The UPR in the ER can be initiated under various stress conditions, including accumulation of ROS and disturbances in redox status. If the GSSG/GSH balance is altered in the ER lumen, abnormal redox homeostasis reduces the protein folding capacity of the ER and results in an accumulation of unfolded proteins in the ER lumen, leading to activation of the UPR (Bhandary et al. 2012; Malhotra and Kaufman 2007). ATF4 and CHOP, transcription factors activated by the UPR downstream of PERK, alter the redox system by changing the expression of antioxidant genes and affect oxidative stress-mediated cell death (Han et al. 2013; Lange et al. 2008; Wang et al. 2014). In addition, oxidation/reduction processes mediated by protein disulfide isomerase (PDI) and ER oxidoreductin 1 (Ero1) that are involved in the protein folding process can change the ratio of GSH/GSSG (Bhandary et al. 2012). Taken together with our results showing increased expression of ATF4 and CHOP (protein and mRNA) in DK-59-treated MH7A cells (Fig. 4 and data not shown), it is reasonable to speculate that expression of ATF4 and CHOP is essential for adjusting the redox homeostasis-mediated UPR and cell death under pro-oxidant conditions.

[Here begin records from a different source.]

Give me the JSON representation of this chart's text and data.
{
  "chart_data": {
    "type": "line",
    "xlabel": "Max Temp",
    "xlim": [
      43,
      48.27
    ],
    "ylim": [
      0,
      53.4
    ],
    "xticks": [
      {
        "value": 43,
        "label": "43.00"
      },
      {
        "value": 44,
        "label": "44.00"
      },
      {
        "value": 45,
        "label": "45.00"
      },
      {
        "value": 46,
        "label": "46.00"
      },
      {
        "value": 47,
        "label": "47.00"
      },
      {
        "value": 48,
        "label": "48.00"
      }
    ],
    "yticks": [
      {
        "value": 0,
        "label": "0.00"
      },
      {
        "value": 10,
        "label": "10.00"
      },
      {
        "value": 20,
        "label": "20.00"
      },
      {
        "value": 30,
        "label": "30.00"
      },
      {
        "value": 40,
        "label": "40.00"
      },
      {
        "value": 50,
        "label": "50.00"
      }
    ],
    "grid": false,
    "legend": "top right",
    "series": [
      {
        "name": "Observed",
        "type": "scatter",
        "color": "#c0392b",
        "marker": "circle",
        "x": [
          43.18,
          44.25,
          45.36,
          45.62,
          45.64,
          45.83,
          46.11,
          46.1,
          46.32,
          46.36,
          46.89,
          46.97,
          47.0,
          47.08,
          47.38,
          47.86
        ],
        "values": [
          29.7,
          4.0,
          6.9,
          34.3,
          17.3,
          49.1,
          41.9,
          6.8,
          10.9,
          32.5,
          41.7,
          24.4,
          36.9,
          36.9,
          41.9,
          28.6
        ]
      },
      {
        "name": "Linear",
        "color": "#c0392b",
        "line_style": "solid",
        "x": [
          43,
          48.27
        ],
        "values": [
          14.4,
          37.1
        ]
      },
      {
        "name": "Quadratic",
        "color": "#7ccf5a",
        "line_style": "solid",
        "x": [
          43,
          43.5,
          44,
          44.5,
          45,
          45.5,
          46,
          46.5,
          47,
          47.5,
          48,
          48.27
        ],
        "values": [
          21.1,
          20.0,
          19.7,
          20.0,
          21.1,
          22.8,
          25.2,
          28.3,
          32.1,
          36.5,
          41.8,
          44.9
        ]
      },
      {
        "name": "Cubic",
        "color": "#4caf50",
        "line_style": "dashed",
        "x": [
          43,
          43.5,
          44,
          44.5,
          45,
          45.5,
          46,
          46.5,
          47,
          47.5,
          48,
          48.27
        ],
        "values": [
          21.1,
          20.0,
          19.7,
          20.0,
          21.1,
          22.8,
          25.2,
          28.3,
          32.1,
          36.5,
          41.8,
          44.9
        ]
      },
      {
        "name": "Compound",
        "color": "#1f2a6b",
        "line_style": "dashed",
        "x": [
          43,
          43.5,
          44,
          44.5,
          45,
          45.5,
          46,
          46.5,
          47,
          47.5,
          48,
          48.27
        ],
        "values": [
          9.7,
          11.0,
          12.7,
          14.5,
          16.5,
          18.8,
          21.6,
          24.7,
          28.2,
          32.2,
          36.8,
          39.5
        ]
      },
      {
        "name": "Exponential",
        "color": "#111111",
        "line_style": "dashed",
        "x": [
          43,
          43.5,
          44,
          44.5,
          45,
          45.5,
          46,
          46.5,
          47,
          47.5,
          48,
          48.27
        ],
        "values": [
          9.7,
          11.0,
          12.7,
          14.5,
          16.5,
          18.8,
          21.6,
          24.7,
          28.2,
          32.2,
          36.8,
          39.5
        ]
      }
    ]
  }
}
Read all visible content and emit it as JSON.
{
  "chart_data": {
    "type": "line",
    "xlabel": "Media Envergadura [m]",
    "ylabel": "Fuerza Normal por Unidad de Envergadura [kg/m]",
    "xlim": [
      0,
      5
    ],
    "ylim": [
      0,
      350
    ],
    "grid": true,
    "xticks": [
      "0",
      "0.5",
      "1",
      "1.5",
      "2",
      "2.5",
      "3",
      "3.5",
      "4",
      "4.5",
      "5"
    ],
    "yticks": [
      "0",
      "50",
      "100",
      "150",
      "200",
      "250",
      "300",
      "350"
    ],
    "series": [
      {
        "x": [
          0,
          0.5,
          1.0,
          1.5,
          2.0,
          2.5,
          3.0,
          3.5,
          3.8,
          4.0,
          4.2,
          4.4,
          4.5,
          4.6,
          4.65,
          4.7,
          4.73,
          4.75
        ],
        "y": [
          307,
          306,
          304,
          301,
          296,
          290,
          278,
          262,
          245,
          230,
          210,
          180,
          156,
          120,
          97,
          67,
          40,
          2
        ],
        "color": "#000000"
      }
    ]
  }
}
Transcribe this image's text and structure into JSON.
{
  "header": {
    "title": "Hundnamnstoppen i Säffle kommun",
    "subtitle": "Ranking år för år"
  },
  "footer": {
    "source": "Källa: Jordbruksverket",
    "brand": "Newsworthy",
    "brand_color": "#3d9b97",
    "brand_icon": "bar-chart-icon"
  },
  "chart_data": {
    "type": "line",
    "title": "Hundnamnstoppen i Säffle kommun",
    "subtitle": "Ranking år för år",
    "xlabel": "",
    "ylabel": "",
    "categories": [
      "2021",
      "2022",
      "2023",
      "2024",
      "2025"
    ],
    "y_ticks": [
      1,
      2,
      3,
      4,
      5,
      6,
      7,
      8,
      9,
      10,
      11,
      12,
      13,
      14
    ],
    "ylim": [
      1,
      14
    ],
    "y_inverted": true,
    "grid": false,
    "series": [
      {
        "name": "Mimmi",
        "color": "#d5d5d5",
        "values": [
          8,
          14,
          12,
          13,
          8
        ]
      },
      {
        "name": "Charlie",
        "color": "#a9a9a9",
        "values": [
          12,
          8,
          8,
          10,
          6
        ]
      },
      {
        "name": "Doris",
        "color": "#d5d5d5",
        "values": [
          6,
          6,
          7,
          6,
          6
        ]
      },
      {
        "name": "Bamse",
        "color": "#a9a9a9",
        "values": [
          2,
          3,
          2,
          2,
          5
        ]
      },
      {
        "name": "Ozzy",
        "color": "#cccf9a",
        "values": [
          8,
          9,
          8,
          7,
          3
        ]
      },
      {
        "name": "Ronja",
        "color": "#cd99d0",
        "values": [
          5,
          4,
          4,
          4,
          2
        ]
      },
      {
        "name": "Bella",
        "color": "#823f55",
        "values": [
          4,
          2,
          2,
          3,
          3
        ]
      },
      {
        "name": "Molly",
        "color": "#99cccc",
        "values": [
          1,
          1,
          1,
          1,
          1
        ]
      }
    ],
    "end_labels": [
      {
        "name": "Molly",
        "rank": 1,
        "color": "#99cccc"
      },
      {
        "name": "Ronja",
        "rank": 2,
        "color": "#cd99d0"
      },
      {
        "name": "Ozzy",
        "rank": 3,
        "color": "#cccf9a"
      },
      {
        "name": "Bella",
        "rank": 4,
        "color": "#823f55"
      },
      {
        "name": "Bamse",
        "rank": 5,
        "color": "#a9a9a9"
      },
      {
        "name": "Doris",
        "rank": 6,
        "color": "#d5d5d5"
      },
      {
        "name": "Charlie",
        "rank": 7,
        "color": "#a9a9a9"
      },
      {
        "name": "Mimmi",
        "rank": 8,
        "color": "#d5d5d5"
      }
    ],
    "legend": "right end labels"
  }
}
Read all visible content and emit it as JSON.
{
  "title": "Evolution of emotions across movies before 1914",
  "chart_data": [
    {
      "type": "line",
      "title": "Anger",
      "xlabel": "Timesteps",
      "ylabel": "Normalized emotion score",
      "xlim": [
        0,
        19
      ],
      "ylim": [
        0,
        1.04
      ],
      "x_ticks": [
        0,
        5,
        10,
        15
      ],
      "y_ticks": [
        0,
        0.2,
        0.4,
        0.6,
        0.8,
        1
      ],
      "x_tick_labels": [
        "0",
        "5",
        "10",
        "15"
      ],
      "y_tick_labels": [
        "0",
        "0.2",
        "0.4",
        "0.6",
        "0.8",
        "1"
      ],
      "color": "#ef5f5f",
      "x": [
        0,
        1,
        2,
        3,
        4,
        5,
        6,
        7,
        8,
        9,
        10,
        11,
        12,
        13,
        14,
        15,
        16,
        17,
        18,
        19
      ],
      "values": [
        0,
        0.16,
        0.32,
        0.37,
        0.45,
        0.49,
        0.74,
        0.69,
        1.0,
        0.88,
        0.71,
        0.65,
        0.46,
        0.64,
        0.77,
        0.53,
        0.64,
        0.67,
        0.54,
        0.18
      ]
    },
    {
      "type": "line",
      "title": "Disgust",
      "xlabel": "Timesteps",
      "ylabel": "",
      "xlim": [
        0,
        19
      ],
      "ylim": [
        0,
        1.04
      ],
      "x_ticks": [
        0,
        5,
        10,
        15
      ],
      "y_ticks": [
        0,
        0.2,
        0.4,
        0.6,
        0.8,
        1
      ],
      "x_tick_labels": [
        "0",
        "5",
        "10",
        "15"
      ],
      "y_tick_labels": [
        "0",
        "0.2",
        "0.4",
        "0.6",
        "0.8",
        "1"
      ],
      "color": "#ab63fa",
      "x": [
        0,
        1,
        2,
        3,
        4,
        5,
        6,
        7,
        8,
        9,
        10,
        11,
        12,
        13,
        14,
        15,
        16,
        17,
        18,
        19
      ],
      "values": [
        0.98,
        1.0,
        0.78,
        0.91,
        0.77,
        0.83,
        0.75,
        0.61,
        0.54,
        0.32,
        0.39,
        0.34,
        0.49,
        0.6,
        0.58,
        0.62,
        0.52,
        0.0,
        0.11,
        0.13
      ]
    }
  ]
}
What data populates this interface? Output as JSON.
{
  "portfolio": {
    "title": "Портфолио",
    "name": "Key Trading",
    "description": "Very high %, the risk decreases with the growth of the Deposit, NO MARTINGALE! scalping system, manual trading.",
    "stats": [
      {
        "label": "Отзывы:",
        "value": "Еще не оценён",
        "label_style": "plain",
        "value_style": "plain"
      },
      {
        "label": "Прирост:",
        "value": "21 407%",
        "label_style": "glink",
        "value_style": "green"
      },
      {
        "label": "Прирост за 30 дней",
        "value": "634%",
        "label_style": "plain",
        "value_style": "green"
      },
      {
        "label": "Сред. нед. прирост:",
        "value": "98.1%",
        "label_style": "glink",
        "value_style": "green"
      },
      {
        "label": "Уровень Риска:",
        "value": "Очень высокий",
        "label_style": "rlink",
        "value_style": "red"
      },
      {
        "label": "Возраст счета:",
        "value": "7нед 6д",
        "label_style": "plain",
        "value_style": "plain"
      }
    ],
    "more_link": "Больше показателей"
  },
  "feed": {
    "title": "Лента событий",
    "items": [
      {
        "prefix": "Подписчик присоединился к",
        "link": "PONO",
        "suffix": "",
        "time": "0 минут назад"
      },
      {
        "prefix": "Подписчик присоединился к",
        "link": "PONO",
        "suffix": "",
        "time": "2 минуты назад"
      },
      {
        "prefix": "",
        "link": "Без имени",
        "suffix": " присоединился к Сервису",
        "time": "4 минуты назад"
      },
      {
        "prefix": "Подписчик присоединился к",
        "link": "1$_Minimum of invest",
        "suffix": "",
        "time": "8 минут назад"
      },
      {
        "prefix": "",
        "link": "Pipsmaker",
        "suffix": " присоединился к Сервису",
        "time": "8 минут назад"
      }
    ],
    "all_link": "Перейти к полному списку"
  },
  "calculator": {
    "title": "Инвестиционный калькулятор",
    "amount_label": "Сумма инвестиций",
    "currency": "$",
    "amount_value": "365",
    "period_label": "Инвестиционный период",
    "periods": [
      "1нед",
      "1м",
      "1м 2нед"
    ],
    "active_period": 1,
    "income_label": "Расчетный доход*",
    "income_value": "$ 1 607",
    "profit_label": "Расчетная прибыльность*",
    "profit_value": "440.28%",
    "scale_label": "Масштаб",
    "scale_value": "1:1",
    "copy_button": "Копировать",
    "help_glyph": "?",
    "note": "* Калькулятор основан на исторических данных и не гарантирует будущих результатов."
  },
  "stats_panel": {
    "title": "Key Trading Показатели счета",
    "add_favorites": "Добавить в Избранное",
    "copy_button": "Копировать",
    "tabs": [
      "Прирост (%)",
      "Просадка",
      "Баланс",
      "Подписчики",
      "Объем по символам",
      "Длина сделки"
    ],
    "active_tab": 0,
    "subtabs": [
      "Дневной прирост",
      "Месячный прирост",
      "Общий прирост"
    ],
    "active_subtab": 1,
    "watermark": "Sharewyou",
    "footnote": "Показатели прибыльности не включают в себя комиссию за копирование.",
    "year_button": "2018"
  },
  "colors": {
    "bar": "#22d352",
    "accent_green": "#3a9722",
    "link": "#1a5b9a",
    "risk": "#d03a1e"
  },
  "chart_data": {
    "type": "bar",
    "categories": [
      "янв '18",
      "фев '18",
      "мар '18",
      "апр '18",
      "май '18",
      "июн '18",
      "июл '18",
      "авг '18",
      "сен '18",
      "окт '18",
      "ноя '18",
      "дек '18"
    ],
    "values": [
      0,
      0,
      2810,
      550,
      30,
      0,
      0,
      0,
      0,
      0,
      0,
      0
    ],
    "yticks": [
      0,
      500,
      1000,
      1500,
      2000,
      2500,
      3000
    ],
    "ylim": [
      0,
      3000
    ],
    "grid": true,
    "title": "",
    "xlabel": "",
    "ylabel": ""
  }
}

In addition to its role in the redox system, CHOP functions as a death factor by downregulating Bcl-2, inducing translocation of Bcl-2-associated X protein (Bax) to the mitochondria, inducing the expression of Bcl-2 homology domain 3 (BH3) only proteins, and mediating calcium-dependent apoptosis through inositol trisphosphate receptor 1 and Ero1 (Kim et al. 2006; Li et al. 2009; McCullough et al. 2001; Tabas and Ron 2011). The role of CHOP in DK-59-mediated apoptosis in RA-FLSs is complex due to its diverse activities and the specific characteristics of RA-FLSs. Because ROS were involved in DK-59-mediated cell death that was suppressed by NAC, and knockdown of CHOP suppressed caspase-mediated apoptosis, it is likely that components connecting oxidative stress to CHOP-mediated cell death are downstream effectors of CHOP in MH7A cells. Proteins that contain redox-regulated cysteine residues at their active sites would be good candidates. In this system, CHOP and ATF4 that are induced by ROS will further produce ROS and induce apoptosis (Kim et al. 2013; Wang et al. 2014). However, the production of inflammatory cytokines and the differential expression of CHOP in the inflammatory synoviocytes may make the mechanism more complicated (Feng et al. 2014). Nonetheless, because synovial cells are prone to ER stress due to uncontrolled proliferation, characterizing synovial cell-specific roles of CHOP and synovial cell-specific effectors that function downstream of CHOP will significantly increase the possibility of using chalcone derivatives for the prevention or treatment of RA.